Accédez au site du Conseil d'État et de la Juridiction Administrative
Accueil / Actualités du tribunal / Communiqués / Communiqué de presse – Référé suspension
2 décembre 2019

Communiqué de presse – Référé suspension

Le juge des référés du tribunal administratif d’Orléans a été saisi par l’association One Voice, d’une demande de suspension du refus du préfet de Loir-et-Cher de retirer les certificats de capacité et l’autorisation d’ouverture accordés à deux personnes leur permettant de détenir et de présenter de façon itinérante des animaux non domestiques.

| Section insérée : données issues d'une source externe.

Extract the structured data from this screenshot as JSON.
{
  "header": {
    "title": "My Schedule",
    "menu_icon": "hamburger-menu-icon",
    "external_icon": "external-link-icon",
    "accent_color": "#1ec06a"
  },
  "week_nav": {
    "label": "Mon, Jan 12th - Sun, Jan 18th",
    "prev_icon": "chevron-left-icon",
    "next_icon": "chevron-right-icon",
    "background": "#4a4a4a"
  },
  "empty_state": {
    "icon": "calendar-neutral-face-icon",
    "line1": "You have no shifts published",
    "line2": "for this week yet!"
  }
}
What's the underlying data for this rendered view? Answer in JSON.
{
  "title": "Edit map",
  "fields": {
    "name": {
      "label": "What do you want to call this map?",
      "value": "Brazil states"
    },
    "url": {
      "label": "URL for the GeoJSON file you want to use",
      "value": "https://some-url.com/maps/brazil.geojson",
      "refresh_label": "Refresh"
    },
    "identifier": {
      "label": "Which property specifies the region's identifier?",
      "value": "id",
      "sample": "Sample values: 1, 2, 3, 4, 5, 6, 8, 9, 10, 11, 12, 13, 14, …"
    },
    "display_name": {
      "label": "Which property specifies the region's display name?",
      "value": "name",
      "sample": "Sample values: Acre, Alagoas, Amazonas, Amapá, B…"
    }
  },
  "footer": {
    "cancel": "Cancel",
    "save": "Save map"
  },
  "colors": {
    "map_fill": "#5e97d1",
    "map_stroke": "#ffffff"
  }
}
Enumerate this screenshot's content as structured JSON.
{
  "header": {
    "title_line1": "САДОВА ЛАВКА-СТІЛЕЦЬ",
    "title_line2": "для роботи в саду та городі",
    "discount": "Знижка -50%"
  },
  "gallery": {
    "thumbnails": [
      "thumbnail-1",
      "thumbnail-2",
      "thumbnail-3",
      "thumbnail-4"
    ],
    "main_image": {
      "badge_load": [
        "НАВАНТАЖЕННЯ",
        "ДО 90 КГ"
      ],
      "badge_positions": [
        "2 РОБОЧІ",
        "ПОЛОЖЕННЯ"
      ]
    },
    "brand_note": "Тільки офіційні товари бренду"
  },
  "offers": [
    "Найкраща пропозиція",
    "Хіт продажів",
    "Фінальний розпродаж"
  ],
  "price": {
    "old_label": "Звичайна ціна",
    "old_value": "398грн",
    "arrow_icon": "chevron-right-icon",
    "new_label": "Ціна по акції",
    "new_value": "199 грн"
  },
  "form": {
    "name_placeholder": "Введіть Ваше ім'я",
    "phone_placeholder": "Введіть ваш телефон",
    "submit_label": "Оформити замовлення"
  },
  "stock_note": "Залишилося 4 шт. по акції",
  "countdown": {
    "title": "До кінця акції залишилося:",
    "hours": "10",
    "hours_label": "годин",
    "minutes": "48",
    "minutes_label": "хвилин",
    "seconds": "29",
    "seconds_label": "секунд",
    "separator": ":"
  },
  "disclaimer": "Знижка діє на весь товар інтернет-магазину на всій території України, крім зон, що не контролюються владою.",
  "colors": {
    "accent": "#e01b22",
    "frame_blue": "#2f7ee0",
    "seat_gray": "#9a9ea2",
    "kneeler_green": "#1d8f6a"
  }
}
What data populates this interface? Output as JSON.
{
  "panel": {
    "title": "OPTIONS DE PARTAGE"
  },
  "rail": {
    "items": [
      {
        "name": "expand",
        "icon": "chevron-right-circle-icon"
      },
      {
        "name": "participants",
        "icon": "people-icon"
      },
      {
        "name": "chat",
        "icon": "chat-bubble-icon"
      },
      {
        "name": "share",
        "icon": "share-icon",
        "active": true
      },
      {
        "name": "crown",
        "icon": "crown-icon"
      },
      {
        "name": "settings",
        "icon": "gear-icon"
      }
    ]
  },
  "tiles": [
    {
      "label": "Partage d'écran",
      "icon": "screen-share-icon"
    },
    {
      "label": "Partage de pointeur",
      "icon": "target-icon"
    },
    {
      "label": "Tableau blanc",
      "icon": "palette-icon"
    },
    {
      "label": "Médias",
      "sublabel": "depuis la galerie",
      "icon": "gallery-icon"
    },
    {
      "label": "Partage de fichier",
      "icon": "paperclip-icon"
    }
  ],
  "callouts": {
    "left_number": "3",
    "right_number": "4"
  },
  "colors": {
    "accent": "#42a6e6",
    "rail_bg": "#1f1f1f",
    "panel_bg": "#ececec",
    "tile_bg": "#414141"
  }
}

Le juge des référés du tribunal administratif d’Orléans a été saisi par l’association One Voice, d’une demande de suspension du refus du préfet de Loir-et-Cher de retirer les certificats de capacité et l’autorisation d’ouverture accordés à deux personnes leur permettant de détenir et de présenter de façon itinérante des animaux non domestiques.

Le juge des référés doit statuer rapidement, au vu de la situation de fait existante à la date à laquelle il se prononce, et ne peut accéder aux demandes formulées devant lui que si, notamment, une situation d’urgence est caractérisée.

En l’espèce, sur les trois ours concernés, l’un est décédé. Pour les deux autres, le préfet de Loir-et-Cher a décidé le 22 novembre 2019 de les confier à une association jusqu’à la réalisation totale des soins dont ils ont besoin. Le préfet a décidé que ce retrait se prolongera jusqu’à présentation aux services de l’Etat d’une attestation d’un vétérinaire sanitaire spécialisé en faune sauvage captive s'engageant à suivre les ursidés plusieurs fois par an et jusqu’à la démonstration par les détenteurs de ce qu’ils disposent d’une capacité financière leur permettant d’assurer les charges liées à leur établissement. Le juge des référés a estimé que la condition d’urgence n’était pas caractérisée au regard de la situation actuelle des ours.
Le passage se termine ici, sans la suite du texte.